1945’ten beridir Bilgi Çağı’nda yaşadığımızı herkes kabul ediyor ama doğru bilgi vermeye kimse yanaşmıyor, çünkü düşünmeye kimse yanaşmıyor. Güzel, duygunun işidir; doğru-gerçek-bilgi, düşüncenin işidir.
Bu epistemofobi, post-modern sanatın takıntısıydı. Orhan Pamuk, bir zamanlar romanın dilegetireceği kesin doğru olmadığını, olsa da romanın işlevinin bu değil, eğlendirmek olduğunu söylemişti. Sonra da kalkıp, doğru diye Ermeni katliamından dem vurup, Nobel edebiyat ödülünü almıştı.
Tezlerin ve antitezlerin birbirinin yerine geçmesi veya ayırtsızlaşıp aynı işleri yapması ilk kez olmuyor. Bugünün sosyal demokrat geçinenleri de, karşıt olduklarını önesürdükleri uç sağın söylemlerini kullanıp, güzel yalanlar söylemeyi sürdürüyorlar, üstüne üstlük bunu savunup, bize sanat diye yutturmaya kalkıyorlar.

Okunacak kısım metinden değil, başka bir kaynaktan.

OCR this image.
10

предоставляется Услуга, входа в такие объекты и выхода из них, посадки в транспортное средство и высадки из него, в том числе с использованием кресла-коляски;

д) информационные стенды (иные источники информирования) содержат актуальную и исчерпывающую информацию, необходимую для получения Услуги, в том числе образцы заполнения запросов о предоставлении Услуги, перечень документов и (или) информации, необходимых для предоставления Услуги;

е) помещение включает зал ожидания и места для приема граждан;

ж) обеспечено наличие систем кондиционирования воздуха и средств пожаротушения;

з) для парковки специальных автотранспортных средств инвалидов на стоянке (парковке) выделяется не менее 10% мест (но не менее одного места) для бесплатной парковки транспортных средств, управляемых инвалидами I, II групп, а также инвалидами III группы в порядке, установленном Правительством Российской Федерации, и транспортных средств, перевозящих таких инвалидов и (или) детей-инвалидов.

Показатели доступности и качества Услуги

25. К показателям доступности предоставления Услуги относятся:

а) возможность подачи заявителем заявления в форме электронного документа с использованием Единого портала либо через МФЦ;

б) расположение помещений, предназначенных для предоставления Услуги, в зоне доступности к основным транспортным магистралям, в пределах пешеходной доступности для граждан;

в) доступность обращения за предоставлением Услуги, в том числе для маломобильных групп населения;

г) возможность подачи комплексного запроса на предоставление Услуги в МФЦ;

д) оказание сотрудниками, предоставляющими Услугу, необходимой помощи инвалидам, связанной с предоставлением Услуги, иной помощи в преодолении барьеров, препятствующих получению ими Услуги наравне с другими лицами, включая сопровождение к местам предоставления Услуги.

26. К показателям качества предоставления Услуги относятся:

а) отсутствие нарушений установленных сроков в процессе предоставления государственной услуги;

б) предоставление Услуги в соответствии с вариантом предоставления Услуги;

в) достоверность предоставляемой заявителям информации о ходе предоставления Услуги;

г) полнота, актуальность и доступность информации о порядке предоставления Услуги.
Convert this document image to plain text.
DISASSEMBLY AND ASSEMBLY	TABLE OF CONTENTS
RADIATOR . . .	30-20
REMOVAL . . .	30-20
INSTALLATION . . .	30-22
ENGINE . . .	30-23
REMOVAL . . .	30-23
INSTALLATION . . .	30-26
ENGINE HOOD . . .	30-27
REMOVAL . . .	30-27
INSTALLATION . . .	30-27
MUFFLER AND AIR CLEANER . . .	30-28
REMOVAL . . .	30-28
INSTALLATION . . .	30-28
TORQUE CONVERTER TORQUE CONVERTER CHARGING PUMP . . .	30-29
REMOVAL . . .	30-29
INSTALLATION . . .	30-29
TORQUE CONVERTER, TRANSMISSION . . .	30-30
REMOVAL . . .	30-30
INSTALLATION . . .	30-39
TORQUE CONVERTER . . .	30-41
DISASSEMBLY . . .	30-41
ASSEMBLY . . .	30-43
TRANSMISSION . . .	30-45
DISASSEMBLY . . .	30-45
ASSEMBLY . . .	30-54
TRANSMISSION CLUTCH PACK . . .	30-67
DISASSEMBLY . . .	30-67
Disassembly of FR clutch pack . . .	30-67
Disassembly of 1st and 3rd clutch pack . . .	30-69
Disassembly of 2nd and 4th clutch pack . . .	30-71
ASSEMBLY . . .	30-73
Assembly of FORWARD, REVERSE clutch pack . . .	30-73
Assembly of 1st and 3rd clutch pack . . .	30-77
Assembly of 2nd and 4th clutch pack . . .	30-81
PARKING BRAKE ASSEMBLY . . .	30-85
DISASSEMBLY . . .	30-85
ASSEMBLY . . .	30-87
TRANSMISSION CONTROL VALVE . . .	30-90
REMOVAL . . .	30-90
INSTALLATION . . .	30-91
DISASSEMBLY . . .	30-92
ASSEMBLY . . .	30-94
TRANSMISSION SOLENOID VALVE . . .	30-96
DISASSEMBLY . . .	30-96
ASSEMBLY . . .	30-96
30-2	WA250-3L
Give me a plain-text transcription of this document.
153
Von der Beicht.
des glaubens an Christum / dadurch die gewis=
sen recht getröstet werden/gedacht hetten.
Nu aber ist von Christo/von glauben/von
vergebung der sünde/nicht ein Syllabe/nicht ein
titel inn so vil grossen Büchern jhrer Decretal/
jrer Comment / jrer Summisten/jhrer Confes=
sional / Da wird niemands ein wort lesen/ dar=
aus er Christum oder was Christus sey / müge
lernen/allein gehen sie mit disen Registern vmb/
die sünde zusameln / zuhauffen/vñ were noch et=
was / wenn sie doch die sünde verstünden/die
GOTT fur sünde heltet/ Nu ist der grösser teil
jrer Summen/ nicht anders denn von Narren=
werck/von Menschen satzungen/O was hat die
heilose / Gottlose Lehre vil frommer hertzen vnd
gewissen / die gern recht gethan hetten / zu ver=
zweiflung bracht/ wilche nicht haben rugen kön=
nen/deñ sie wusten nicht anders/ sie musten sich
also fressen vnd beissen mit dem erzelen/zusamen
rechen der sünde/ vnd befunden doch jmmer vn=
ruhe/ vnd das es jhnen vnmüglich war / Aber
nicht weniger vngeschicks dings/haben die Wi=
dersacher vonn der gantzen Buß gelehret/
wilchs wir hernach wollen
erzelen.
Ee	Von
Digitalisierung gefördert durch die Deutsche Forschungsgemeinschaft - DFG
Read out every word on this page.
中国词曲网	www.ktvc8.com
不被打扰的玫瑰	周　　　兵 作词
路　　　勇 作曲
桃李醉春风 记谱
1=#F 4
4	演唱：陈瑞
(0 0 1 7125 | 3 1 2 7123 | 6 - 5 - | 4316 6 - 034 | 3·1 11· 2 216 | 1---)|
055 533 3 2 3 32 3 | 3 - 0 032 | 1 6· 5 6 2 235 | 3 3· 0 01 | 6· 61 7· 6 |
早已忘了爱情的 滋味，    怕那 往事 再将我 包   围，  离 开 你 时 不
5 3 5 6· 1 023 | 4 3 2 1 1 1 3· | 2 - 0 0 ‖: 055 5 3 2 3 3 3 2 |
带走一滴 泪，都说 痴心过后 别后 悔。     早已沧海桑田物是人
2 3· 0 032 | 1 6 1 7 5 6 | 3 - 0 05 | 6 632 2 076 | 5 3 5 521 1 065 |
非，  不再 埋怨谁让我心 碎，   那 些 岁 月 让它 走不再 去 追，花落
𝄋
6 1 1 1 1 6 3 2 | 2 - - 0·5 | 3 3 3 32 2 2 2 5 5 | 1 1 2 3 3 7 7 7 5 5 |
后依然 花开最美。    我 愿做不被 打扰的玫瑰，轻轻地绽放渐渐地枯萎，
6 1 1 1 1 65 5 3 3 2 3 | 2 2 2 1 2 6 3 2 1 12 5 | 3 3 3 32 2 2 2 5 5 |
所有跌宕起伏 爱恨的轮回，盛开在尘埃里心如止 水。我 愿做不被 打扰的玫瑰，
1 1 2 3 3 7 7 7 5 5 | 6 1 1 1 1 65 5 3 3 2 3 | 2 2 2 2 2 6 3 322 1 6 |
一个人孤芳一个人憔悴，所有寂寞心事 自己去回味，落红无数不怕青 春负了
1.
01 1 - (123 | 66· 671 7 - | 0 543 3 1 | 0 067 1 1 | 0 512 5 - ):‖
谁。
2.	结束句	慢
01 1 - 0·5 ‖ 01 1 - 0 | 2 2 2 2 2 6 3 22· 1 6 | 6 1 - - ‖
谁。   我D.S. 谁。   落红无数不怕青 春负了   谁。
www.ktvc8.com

Bu Dünya’da da böyle, Türkiye’de böyle…
Sanatçılar doğrudan ve çirkinden öcüden korkan çocuklar gibi korkuyorlar: Doğru ortaya konulunca, hayalet görmüş veya ‘böö’denmiş gibi davranıyorlar.
Bu da onları, Fassbinder anlamında sentimental faşist ve yalancı kılıyor.
Bruegel de on binde bir azınlıktı, bunları söylerken biz de öyleyiz. 500 küsur yıldır minval aynı yani.